この目的を主としてたてられたとばかりはきまらぬがこの智徳の増進も其の一目的たるは言を俟たぬ。第五章の第六節には青年會の名だけは記してはあるが其の内でこの目的にむかって進んでゐるのを次に記さう。

イ 古里戌申青年會(其の事業の内社会教育に属するもののみ)
 夜學會 毎年春秋二回宛開きて學問の補習をなす。明治四十五年(1912)三月迄に已に八回之れを開けり。開期三週間。
 幻燈會 談話會も毎年之れを開く。
 雑誌回覧 毎月實業之日本、實業之埼玉を購入して之れを回覧す。
 文化倶楽部 毎月一回文題を撰定し作文を練習す。
 學藝會 毎年一回宛之れを開く
 公共事業 小學校の土取人夫五十人寄附。
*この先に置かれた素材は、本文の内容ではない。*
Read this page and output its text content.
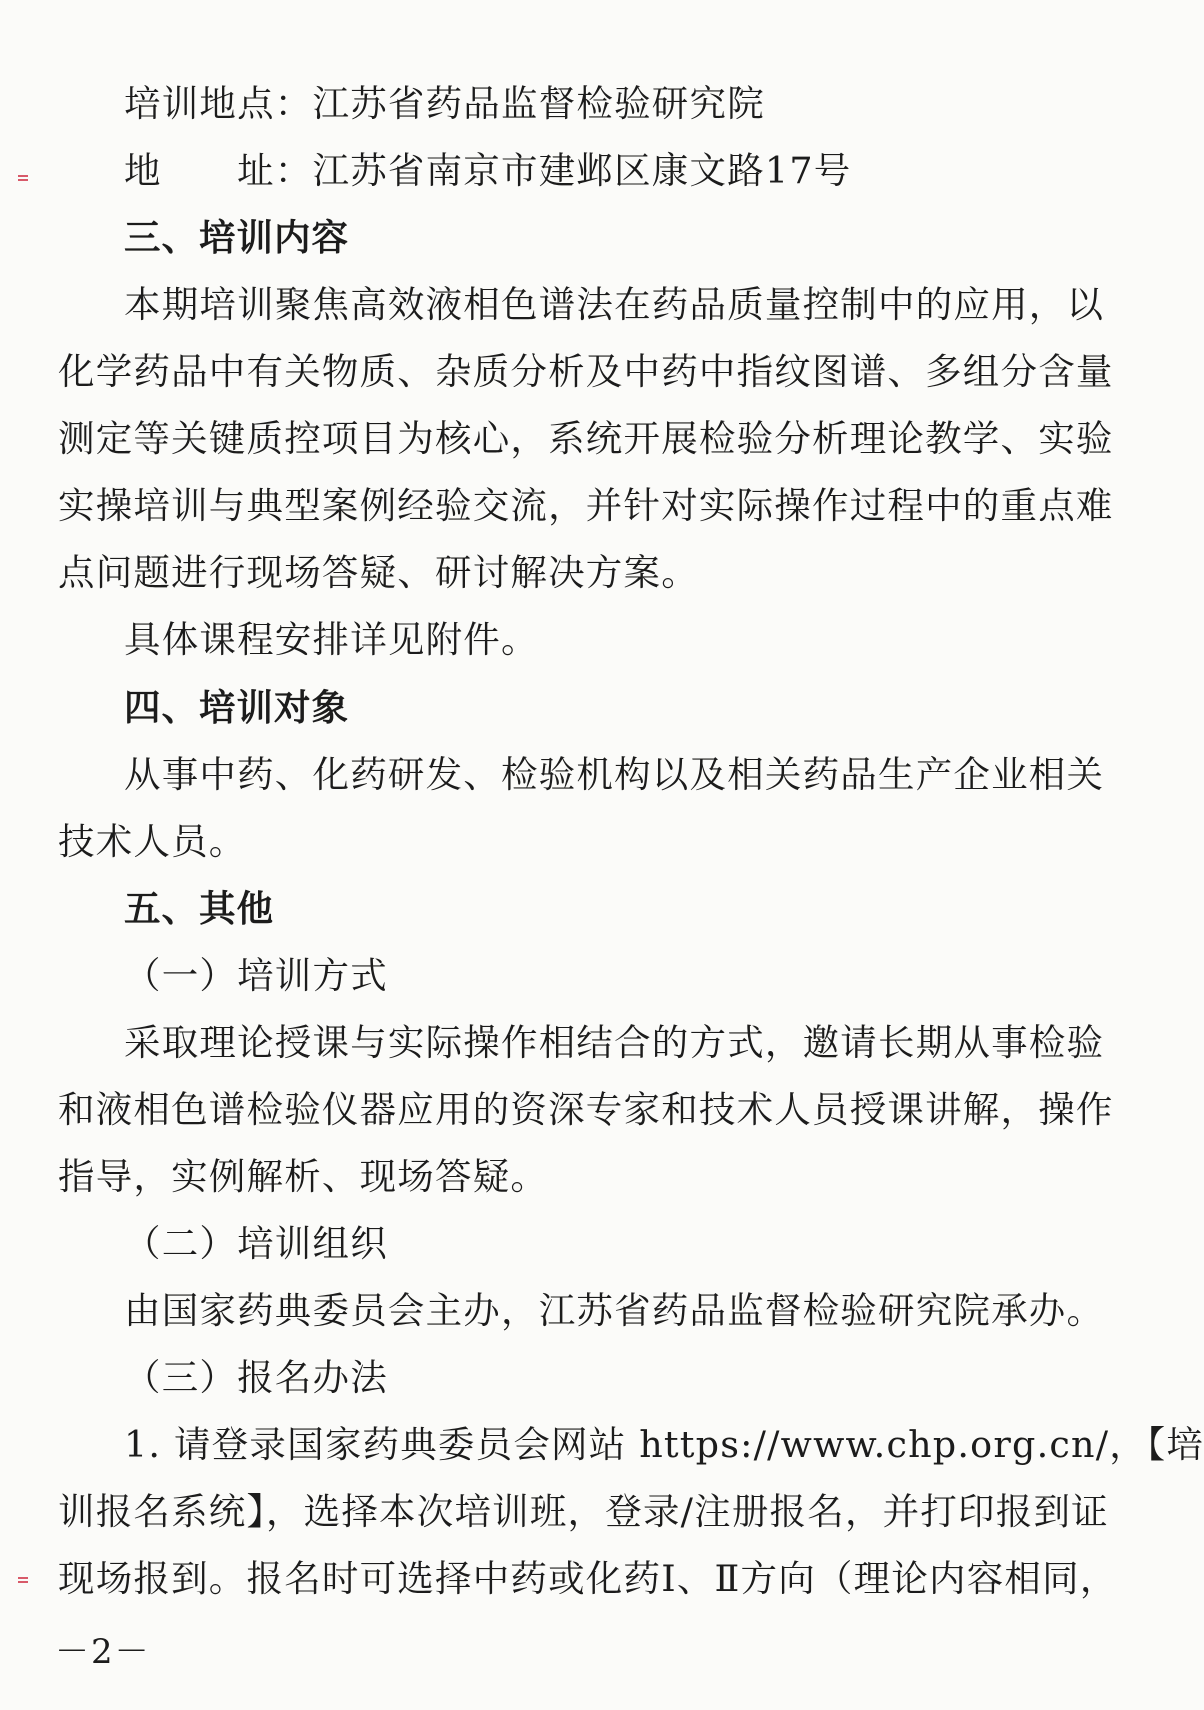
培训地点：江苏省药品监督检验研究院
地　　址：江苏省南京市建邺区康文路17号
三、培训内容
本期培训聚焦高效液相色谱法在药品质量控制中的应用，以
化学药品中有关物质、杂质分析及中药中指纹图谱、多组分含量
测定等关键质控项目为核心，系统开展检验分析理论教学、实验
实操培训与典型案例经验交流，并针对实际操作过程中的重点难
点问题进行现场答疑、研讨解决方案。
具体课程安排详见附件。
四、培训对象
从事中药、化药研发、检验机构以及相关药品生产企业相关
技术人员。
五、其他
（一）培训方式
采取理论授课与实际操作相结合的方式，邀请长期从事检验
和液相色谱检验仪器应用的资深专家和技术人员授课讲解，操作
指导，实例解析、现场答疑。
（二）培训组织
由国家药典委员会主办，江苏省药品监督检验研究院承办。
（三）报名办法
1. 请登录国家药典委员会网站 https://www.chp.org.cn/，【培
训报名系统】，选择本次培训班，登录/注册报名，并打印报到证
现场报到。报名时可选择中药或化药Ⅰ、Ⅱ方向（理论内容相同，
－2－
道路に指導標を建つ。
 慈善事業 明治四十三年八月の大洪水には水害地に宛て空俵百五十俵縄二百房に金五円を添へ寄贈す。貧民児童二名へ教科書を貸與す。
 見學旅行 會員全部の農事試験場参観、数名の豆相地方旅行をなす。
 講習會 総會の際講師を聘し、或は特に一週間或は二週間これを開く。
 圖書文庫 有志の宅の贈及び會員外よりの寄附金、會員の骨折りより得し金員にて購入せし図書を藏め會員の閲覧を促す。
ロ 越畑青年勵農會學集部(社会教育の資たるもの、外は畧す。)
 教育部に於ては先づ夜學會を開く。部員の學力を練磨せんがために事務所に於て春秋二季必ず夜學會を開催し相當の講師を聘して修身、国語、算術、地理、歴史等の研究をなす。雑誌を回讀し又は書 籍を撰定して部員各自専心研究し、毎月十五日講談會を開きつつあり。幻燈會は祝祭休日等を利用し、(夜間)各所に開催し教育衛生産業等の講話をなし地方改 良を謀りつつあり。
 自治部 本村之小學校新築に際し部員全部土取人夫を寄附し、道路の改修をなし道しるべ標を建て通行人の便を図る。本村小學校の昇降通路に石屑を敷きて一般生徒の通行を便にせり。
 勤倹貯蓄部 共同耕作により勤倹忠實協同の美風を羪ふと共に本部基金を作るの目的にて田畑を借入れ協同勞役に服しつつあり。共同貯金をなさんため毎月太縄 五房宛を集め賣却貯金しつつあり。亦夜業貯蓄とて毎月五回夜業を行ひて太縄拾房宛を集め一纏めに賣却して貯金しつつあり。
 善行表彰部 地方人にして抜群の善行ある者殊に小學校の児童の表彰に力を注ぎ大正二年(1913)三月迄に既に三拾五人に及べりと云ふ。
 圖書館 購賣部の収益金並びに共同耕作の収益金等にて買ひ入れたる圖書に字有志の寄附金を以て購入したる図書会計数百冊に達したるを以て大正二年(1913)図書館を設立し之れが發會式を四月三日にあげたり。爾来閲覧者多し。
ハ 七郷青年會支部就實會 本村内の三字に各多数の會員を有するものにて、夜學會及圖書回覧などなして會員の學力増進を努め居れり。

2 講話會

 村、或は學校、農會等の主催にて各種の講話會を開く。其の時期は毎年三月、一月にて校友會の総会、農會の褒状授與式等にて、臨時に村及び學校主催にて、教育、産業、衛生等に関する講和會ありて村民一般に聴かしむ。

3 新聞雑誌

 本村にて講読し居る新聞は、國民新聞を最多とし、埼玉新報、報知新報、毎日新聞、朝日新聞、東京日々新聞、二六新聞、萬朝報等であって、雑誌に於ては、實業之埼玉、扶桑、實業之日本等、其他寄贈雑誌新聞甚だ多し。

4 掲示板

 本村十箇所に掲示板を設け、重要の出来事、及び村役場よりの報告、達し、並びに告示等を貼布して以て村民の智識増進に努めてゐる。